Dans cet article qui a toutes les allures d’une plaidoirie, L’Observateur dénonce «la procédure alambiquée» du système judiciaire américain qui aura finalement joué en faveur de DSK.
«Mais cela ne signifie absolument pas que sa relaxe est synonyme de virginité morale et qu’il est indemne de tout égarement dans ce mystère qui se sera passé dans le secret de la chambre d’hôtel», écrit le journal.
Et il s’interroge:
«Il se pourrait que la femme de chambre, dans son humiliation, agonise et voie désormais sa vie pourrir et devenir un enfer vécu au quotidien. Elle, à présent, sait que cette affaire désormais classée, commence pour elle le pire des cauchemars. Et la question se pose de savoir comment et combien de temps elle l’endurera.»

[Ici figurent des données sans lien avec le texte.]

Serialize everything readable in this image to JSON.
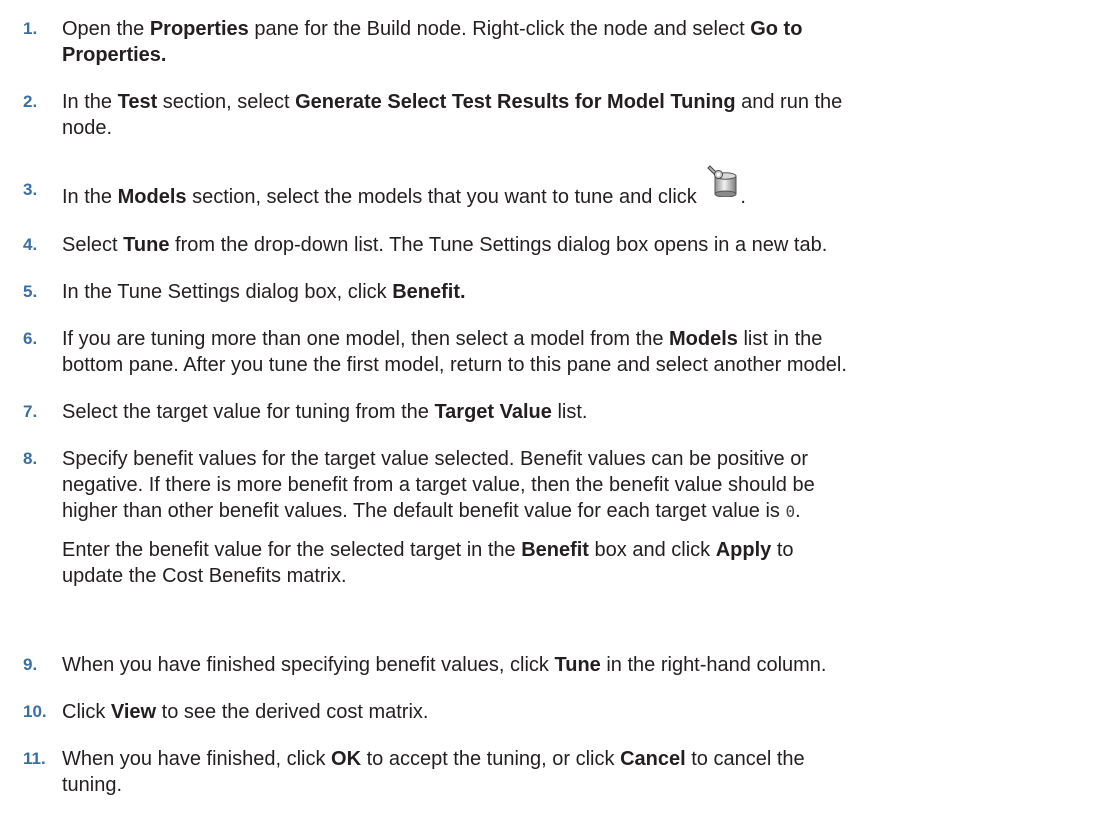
{
  "steps": [
    {
      "number": "1.",
      "parts": {
        "a": "Open the ",
        "b": "Properties",
        "c": " pane for the Build node. Right-click the node and select ",
        "d": "Go to",
        "e": "Properties."
      }
    },
    {
      "number": "2.",
      "parts": {
        "a": "In the ",
        "b": "Test",
        "c": " section, select ",
        "d": "Generate Select Test Results for Model Tuning",
        "e": " and run the",
        "f": "node."
      }
    },
    {
      "number": "3.",
      "parts": {
        "a": "In the ",
        "b": "Models",
        "c": " section, select the models that you want to tune and click ",
        "d": "."
      },
      "icon": "model-tools-icon"
    },
    {
      "number": "4.",
      "parts": {
        "a": "Select ",
        "b": "Tune",
        "c": " from the drop-down list. The Tune Settings dialog box opens in a new tab."
      }
    },
    {
      "number": "5.",
      "parts": {
        "a": "In the Tune Settings dialog box, click ",
        "b": "Benefit."
      }
    },
    {
      "number": "6.",
      "parts": {
        "a": "If you are tuning more than one model, then select a model from the ",
        "b": "Models",
        "c": " list in the",
        "d": "bottom pane. After you tune the first model, return to this pane and select another model."
      }
    },
    {
      "number": "7.",
      "parts": {
        "a": "Select the target value for tuning from the ",
        "b": "Target Value",
        "c": " list."
      }
    },
    {
      "number": "8.",
      "parts": {
        "a": "Specify benefit values for the target value selected. Benefit values can be positive or",
        "b": "negative. If there is more benefit from a target value, then the benefit value should be",
        "c": "higher than other benefit values. The default benefit value for each target value is ",
        "d": "0",
        "e": "."
      },
      "sub": {
        "a": "Enter the benefit value for the selected target in the ",
        "b": "Benefit",
        "c": " box and click ",
        "d": "Apply",
        "e": " to",
        "f": "update the Cost Benefits matrix."
      }
    },
    {
      "number": "9.",
      "parts": {
        "a": "When you have finished specifying benefit values, click ",
        "b": "Tune",
        "c": " in the right-hand column."
      }
    },
    {
      "number": "10.",
      "parts": {
        "a": "Click ",
        "b": "View",
        "c": " to see the derived cost matrix."
      }
    },
    {
      "number": "11.",
      "parts": {
        "a": "When you have finished, click ",
        "b": "OK",
        "c": " to accept the tuning, or click ",
        "d": "Cancel",
        "e": " to cancel the",
        "f": "tuning."
      }
    }
  ]
}
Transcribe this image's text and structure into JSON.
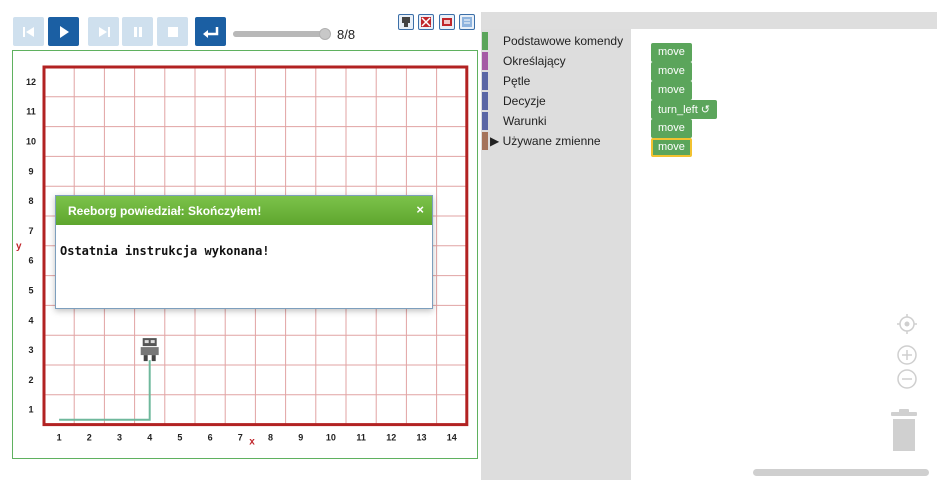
{
  "toolbar": {
    "buttons": [
      "reload-icon",
      "play-icon",
      "step-icon",
      "pause-icon",
      "stop-icon",
      "return-icon"
    ],
    "progress": 1.0,
    "step_counter": "8/8",
    "right_icons": [
      "robot-icon",
      "world-icon",
      "flag-icon",
      "editor-icon"
    ]
  },
  "world": {
    "x_axis_label": "x",
    "y_axis_label": "y",
    "x_ticks": [
      "1",
      "2",
      "3",
      "4",
      "5",
      "6",
      "7",
      "8",
      "9",
      "10",
      "11",
      "12",
      "13",
      "14"
    ],
    "y_ticks": [
      "1",
      "2",
      "3",
      "4",
      "5",
      "6",
      "7",
      "8",
      "9",
      "10",
      "11",
      "12"
    ],
    "robot_position": [
      4,
      3
    ],
    "trail": [
      [
        1,
        1
      ],
      [
        4,
        1
      ],
      [
        4,
        3
      ]
    ],
    "colors": {
      "grid": "#e1a3a3",
      "wall": "#b22222",
      "trail": "#6fb89c"
    }
  },
  "dialog": {
    "title": "Reeborg powiedział: Skończyłem!",
    "close": "×",
    "message": "Ostatnia instrukcja wykonana!"
  },
  "toolbox": {
    "categories": [
      {
        "label": "Podstawowe komendy",
        "color": "#5ba55b"
      },
      {
        "label": "Określający",
        "color": "#a55ba5"
      },
      {
        "label": "Pętle",
        "color": "#5b67a5"
      },
      {
        "label": "Decyzje",
        "color": "#5b67a5"
      },
      {
        "label": "Warunki",
        "color": "#5b67a5"
      },
      {
        "label": "▶ Używane zmienne",
        "color": "#a5745b"
      }
    ]
  },
  "program": {
    "blocks": [
      "move",
      "move",
      "move",
      "turn_left ↺",
      "move",
      "move"
    ],
    "block_color": "#5ba55b",
    "selected_index": 5
  }
}
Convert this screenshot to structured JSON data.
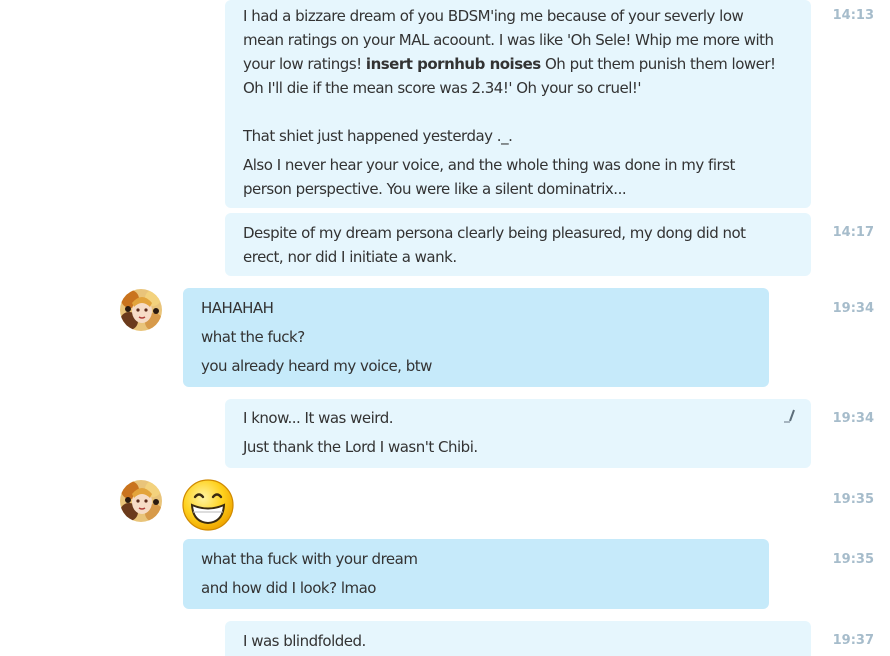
{
  "messages": [
    {
      "time": "14:13",
      "line1": "I had a bizzare dream of you BDSM'ing me because of your severly low",
      "line2": "mean ratings on your MAL acoount. I was like 'Oh Sele! Whip me more with",
      "line3_before": "your low ratings! ",
      "line3_bold": "insert pornhub noises",
      "line3_after": " Oh put them punish them lower!",
      "line4": "Oh I'll die if the mean score was 2.34!' Oh your so cruel!'",
      "line5": "That shiet just happened yesterday ._.",
      "line6": "Also I never hear your voice, and the whole thing was done in my first",
      "line7": "person perspective. You were like a silent dominatrix..."
    },
    {
      "time": "14:17",
      "line1": "Despite of my dream persona clearly being pleasured, my dong did not",
      "line2": "erect, nor did I initiate a wank."
    },
    {
      "time": "19:34",
      "line1": "HAHAHAH",
      "line2": "what the fuck?",
      "line3": "you already heard my voice, btw"
    },
    {
      "time": "19:34",
      "line1": "I know... It was weird.",
      "line2": "Just thank the Lord I wasn't Chibi."
    },
    {
      "time": "19:35",
      "emoticon": "big-smile-emoticon"
    },
    {
      "time": "19:35",
      "line1": "what tha fuck with your dream",
      "line2": "and how did I look? lmao"
    },
    {
      "time": "19:37",
      "line1": "I was blindfolded."
    }
  ],
  "colors": {
    "own_bubble": "#e6f6fd",
    "other_bubble": "#c6eafa",
    "timestamp": "#a6bccb",
    "text": "#333333"
  },
  "icons": {
    "avatar": "contact-avatar",
    "edit": "pencil-edit-icon"
  }
}
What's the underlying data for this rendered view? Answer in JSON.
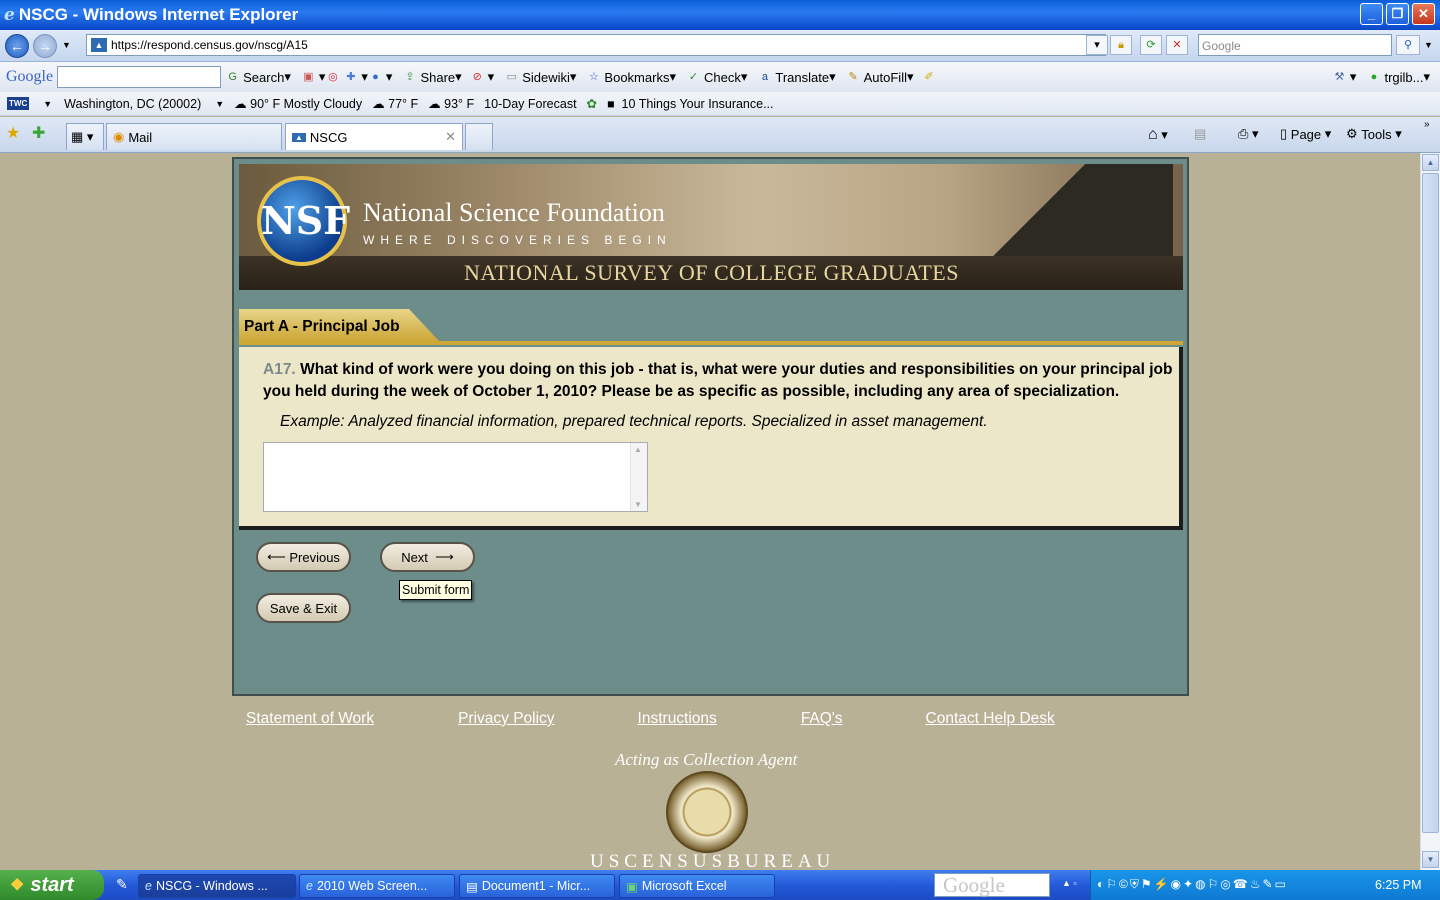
{
  "window": {
    "title": "NSCG - Windows Internet Explorer",
    "minimize": "_",
    "maximize": "❐",
    "close": "✕"
  },
  "address": {
    "url": "https://respond.census.gov/nscg/A15",
    "search_placeholder": "Google"
  },
  "google_toolbar": {
    "logo": "Google",
    "items": [
      "Search",
      "Share",
      "Sidewiki",
      "Bookmarks",
      "Check",
      "Translate",
      "AutoFill"
    ],
    "account": "trgilb..."
  },
  "weather_toolbar": {
    "brand": "TWC",
    "location": "Washington, DC (20002)",
    "current": "90° F Mostly Cloudy",
    "temp1": "77° F",
    "temp2": "93° F",
    "forecast": "10-Day Forecast",
    "news": "10 Things Your Insurance..."
  },
  "tabs": [
    {
      "label": "Mail"
    },
    {
      "label": "NSCG"
    }
  ],
  "commands": {
    "page": "Page",
    "tools": "Tools"
  },
  "banner": {
    "logo_text": "NSF",
    "org": "National Science Foundation",
    "tagline": "WHERE DISCOVERIES BEGIN",
    "survey": "NATIONAL SURVEY OF COLLEGE GRADUATES"
  },
  "section": {
    "title": "Part A - Principal Job"
  },
  "question": {
    "number": "A17.",
    "text": "What kind of work were you doing on this job - that is, what were your duties and responsibilities on your principal job you held during the week of October 1, 2010? Please be as specific as possible, including any area of specialization.",
    "example": "Example: Analyzed financial information, prepared technical reports. Specialized in asset management.",
    "answer": ""
  },
  "buttons": {
    "previous": "Previous",
    "next": "Next",
    "save_exit": "Save & Exit",
    "tooltip": "Submit form"
  },
  "footer": {
    "links": [
      "Statement of Work",
      "Privacy Policy",
      "Instructions",
      "FAQ's",
      "Contact Help Desk"
    ],
    "agent": "Acting as Collection Agent",
    "bureau": "USCENSUSBUREAU"
  },
  "taskbar": {
    "start": "start",
    "tasks": [
      "NSCG - Windows ...",
      "2010 Web Screen...",
      "Document1 - Micr...",
      "Microsoft Excel"
    ],
    "google_desktop": "Google",
    "clock": "6:25 PM"
  }
}
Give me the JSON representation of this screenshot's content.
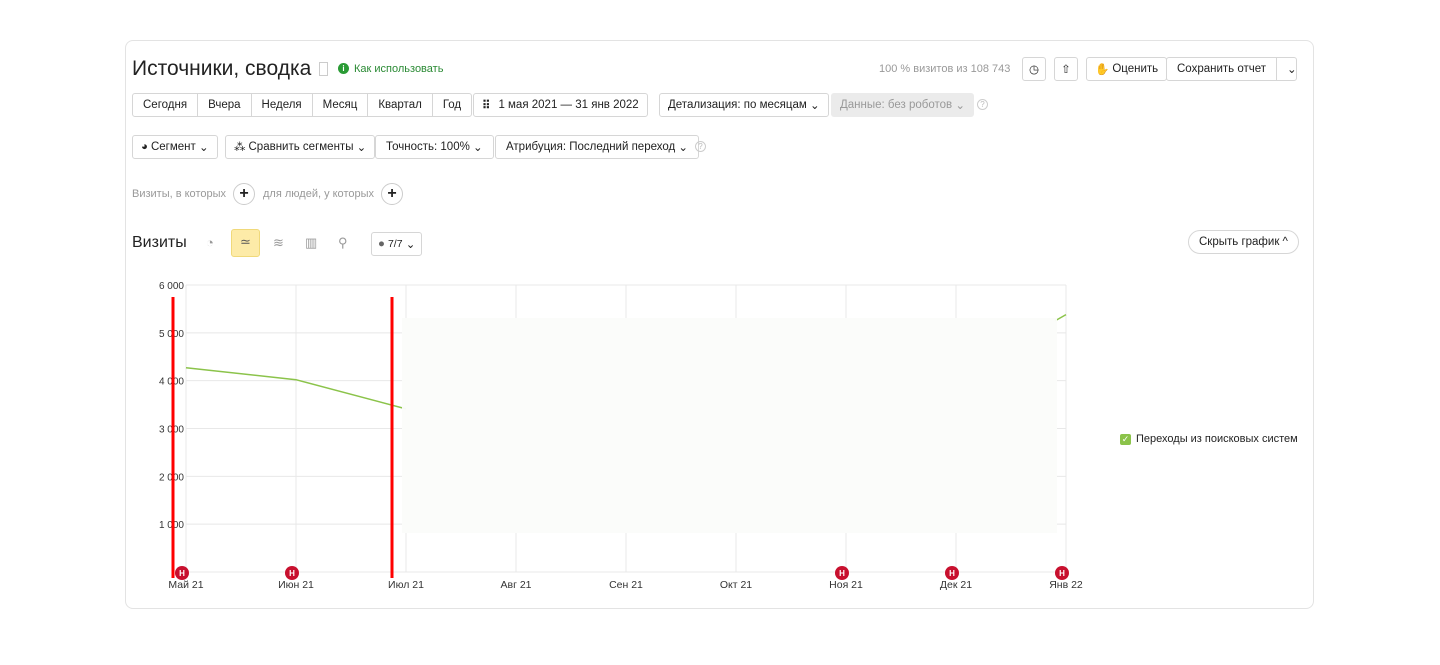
{
  "header": {
    "title": "Источники, сводка",
    "help_link": "Как использовать",
    "visits_info": "100 % визитов из 108 743",
    "rate_label": "Оценить",
    "save_label": "Сохранить отчет"
  },
  "periods": [
    "Сегодня",
    "Вчера",
    "Неделя",
    "Месяц",
    "Квартал",
    "Год"
  ],
  "date_range": "1 мая 2021 — 31 янв 2022",
  "detail": "Детализация: по месяцам",
  "data_filter": "Данные: без роботов",
  "segment": "Сегмент",
  "compare": "Сравнить сегменты",
  "accuracy": "Точность: 100%",
  "attribution": "Атрибуция: Последний переход",
  "filters": {
    "visits": "Визиты, в которых",
    "people": "для людей, у которых"
  },
  "chart_header": {
    "title": "Визиты",
    "notes": "7/7",
    "hide": "Скрыть график"
  },
  "legend": {
    "label": "Переходы из поисковых систем",
    "color": "#8bc34a",
    "checked": true
  },
  "chart_data": {
    "type": "line",
    "categories": [
      "Май 21",
      "Июн 21",
      "Июл 21",
      "Авг 21",
      "Сен 21",
      "Окт 21",
      "Ноя 21",
      "Дек 21",
      "Янв 22"
    ],
    "yticks": [
      "0",
      "1 000",
      "2 000",
      "3 000",
      "4 000",
      "5 000",
      "6 000"
    ],
    "ylim": [
      0,
      6000
    ],
    "grid": true,
    "series": [
      {
        "name": "Переходы из поисковых систем",
        "values": [
          4270,
          4020,
          3410,
          null,
          null,
          null,
          null,
          null,
          5380
        ]
      }
    ],
    "annotation_months": [
      "Май 21",
      "Июн 21",
      "Ноя 21",
      "Дек 21",
      "Янв 22"
    ],
    "annotation_label": "Н"
  }
}
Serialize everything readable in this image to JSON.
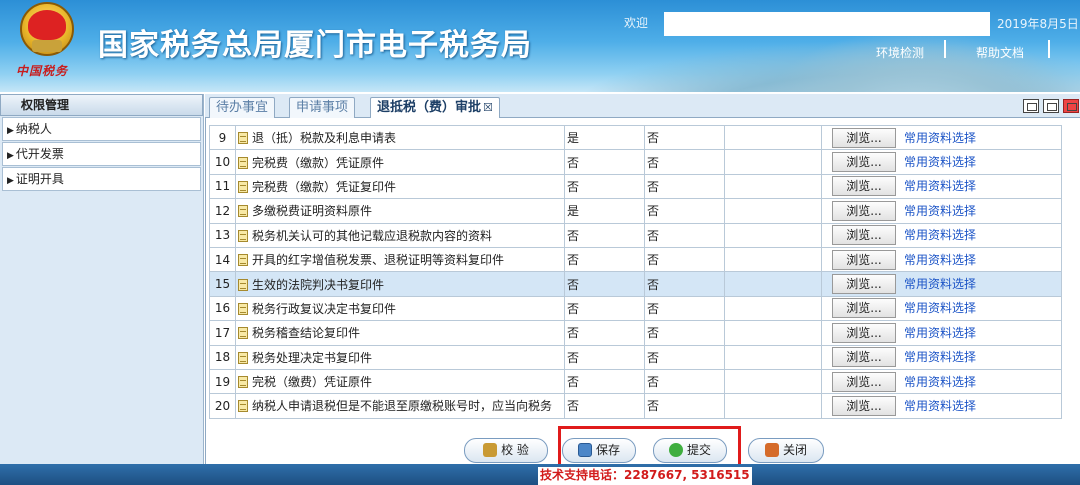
{
  "header": {
    "title": "国家税务总局厦门市电子税务局",
    "brand_small": "中国税务",
    "welcome": "欢迎",
    "date": "2019年8月5日",
    "links": [
      "环境检测",
      "帮助文档"
    ]
  },
  "sidebar": {
    "title": "权限管理",
    "items": [
      {
        "label": "纳税人"
      },
      {
        "label": "代开发票"
      },
      {
        "label": "证明开具"
      }
    ]
  },
  "tabs": [
    {
      "label": "待办事宜",
      "active": false
    },
    {
      "label": "申请事项",
      "active": false
    },
    {
      "label": "退抵税（费）审批",
      "active": true,
      "close": "☒"
    }
  ],
  "table": {
    "browse_label": "浏览...",
    "common_label": "常用资料选择",
    "rows": [
      {
        "no": "9",
        "name": "退（抵）税款及利息申请表",
        "required": "是",
        "submitted": "否"
      },
      {
        "no": "10",
        "name": "完税费（缴款）凭证原件",
        "required": "否",
        "submitted": "否"
      },
      {
        "no": "11",
        "name": "完税费（缴款）凭证复印件",
        "required": "否",
        "submitted": "否"
      },
      {
        "no": "12",
        "name": "多缴税费证明资料原件",
        "required": "是",
        "submitted": "否"
      },
      {
        "no": "13",
        "name": "税务机关认可的其他记载应退税款内容的资料",
        "required": "否",
        "submitted": "否"
      },
      {
        "no": "14",
        "name": "开具的红字增值税发票、退税证明等资料复印件",
        "required": "否",
        "submitted": "否"
      },
      {
        "no": "15",
        "name": "生效的法院判决书复印件",
        "required": "否",
        "submitted": "否"
      },
      {
        "no": "16",
        "name": "税务行政复议决定书复印件",
        "required": "否",
        "submitted": "否"
      },
      {
        "no": "17",
        "name": "税务稽查结论复印件",
        "required": "否",
        "submitted": "否"
      },
      {
        "no": "18",
        "name": "税务处理决定书复印件",
        "required": "否",
        "submitted": "否"
      },
      {
        "no": "19",
        "name": "完税（缴费）凭证原件",
        "required": "否",
        "submitted": "否"
      },
      {
        "no": "20",
        "name": "纳税人申请退税但是不能退至原缴税账号时，应当向税务",
        "required": "否",
        "submitted": "否"
      }
    ],
    "highlight_row": "15"
  },
  "buttons": {
    "check": "校 验",
    "save": "保存",
    "submit": "提交",
    "close": "关闭"
  },
  "footer": {
    "support": "技术支持电话：2287667, 5316515"
  },
  "colors": {
    "header_blue": "#2c8fd6",
    "highlight_row": "#d4e6f6",
    "link": "#1d55c7",
    "alert_red": "#e01b1b"
  }
}
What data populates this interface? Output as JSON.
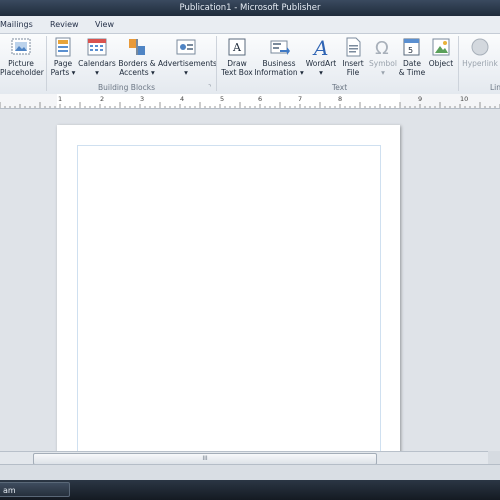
{
  "window": {
    "title": "Publication1 - Microsoft Publisher"
  },
  "tabs": [
    "Mailings",
    "Review",
    "View"
  ],
  "ribbon": {
    "picture_placeholder": [
      "Picture",
      "Placeholder"
    ],
    "page_parts": [
      "Page",
      "Parts ▾"
    ],
    "calendars": [
      "Calendars",
      "▾"
    ],
    "borders_accents": [
      "Borders &",
      "Accents ▾"
    ],
    "advertisements": [
      "Advertisements",
      "▾"
    ],
    "draw_text_box": [
      "Draw",
      "Text Box"
    ],
    "business_information": [
      "Business",
      "Information ▾"
    ],
    "wordart": [
      "WordArt",
      "▾"
    ],
    "insert_file": [
      "Insert",
      "File"
    ],
    "symbol": [
      "Symbol",
      "▾"
    ],
    "date_time": [
      "Date",
      "& Time"
    ],
    "object": [
      "Object"
    ],
    "hyperlink": [
      "Hyperlink"
    ],
    "groups": {
      "building_blocks": "Building Blocks",
      "text": "Text",
      "links": "Lin"
    },
    "launcher": "⌝"
  },
  "ruler": {
    "numbers": [
      "1",
      "2",
      "3",
      "4",
      "5",
      "6",
      "7",
      "8",
      "9",
      "10"
    ]
  },
  "scrollbar": {
    "grip": "III"
  },
  "taskbar": {
    "item": "am"
  },
  "colors": {
    "accent": "#1f5fb0",
    "ribbon_bg": "#f1f4f7",
    "canvas_bg": "#dfe3e8"
  }
}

Une question qui rejoint la préoccupation des féministes qui craignent que l’abandon des poursuites pénales contre DSK ne décrédibilisent la parole des femmes victimes de violences sexuelles. L’hebdomadaire burbinabè Le Pays, dans un article repris par le portail MediaGuinée, écrit à propos de Nafissatou Diallo:
«Quel que soit le montant dont elle pourra bénéficier suite à l’affaire DSK, jamais des pluies de dollars ne l’aideront à dissimuler sa peine et ses larmes. Pire, les femmes guinéennes, et au-delà, la communauté guinéenne, vivant aux Etats-Unis risquent de pâtir de cette affaire.»
Et pour le quotidien sénégalais Walfadjri, tout ceci n’est que la conséquence d’une «justice humaine qui montre ses limites»:
«Comment faire tomber un homme comme DSK surtout lorsqu’on s’appelle Nafissatou Diallo, noire, Africaine, analphabète, femme de chambre. Et pourtant, certains y croyaient, car les preuves semblaient irréfutables. Aujourd’hui encore, même ceux qui ont prononcé la libération de l’ex-directeur général du Fonds monétaire international reconnaissent l’existence de rapport sexuel non consentant entre le Français et Nafissatou Diallo. Mais, au lieu de reconnaître le viol, la justice américaine, où ceux qui l’incarnent dans cette affaire dite DSK, préfèrent parler de relation sexuelle hâtive. N’est-ce pas là, une hérésie verbale dont le seul but est de sauver Dominique Strauss-Kahn de la prison», écrit Walfadjri .
Cette inquiétude quant au deux poids deux mesures semble donc provoquer un sentiment d’injustice dans la presse africaine.
Et cela fait titrer ainsi le site Guineeconakry.info: «Justice: DSK, libre mais pas innocent» Le journal considère que la décision de Cyrus Vance Jr est un «déni de justice» alors même que le procureur de New York n'est pas convaincu de l'innonence de DSK.
Guinée Conakry.info ajoute que cette décision d'abandonner les charges n'aurait été dictée que par «sa crainte de perdre le procès, ce qui aurait été préjudiciable pour sa carrière».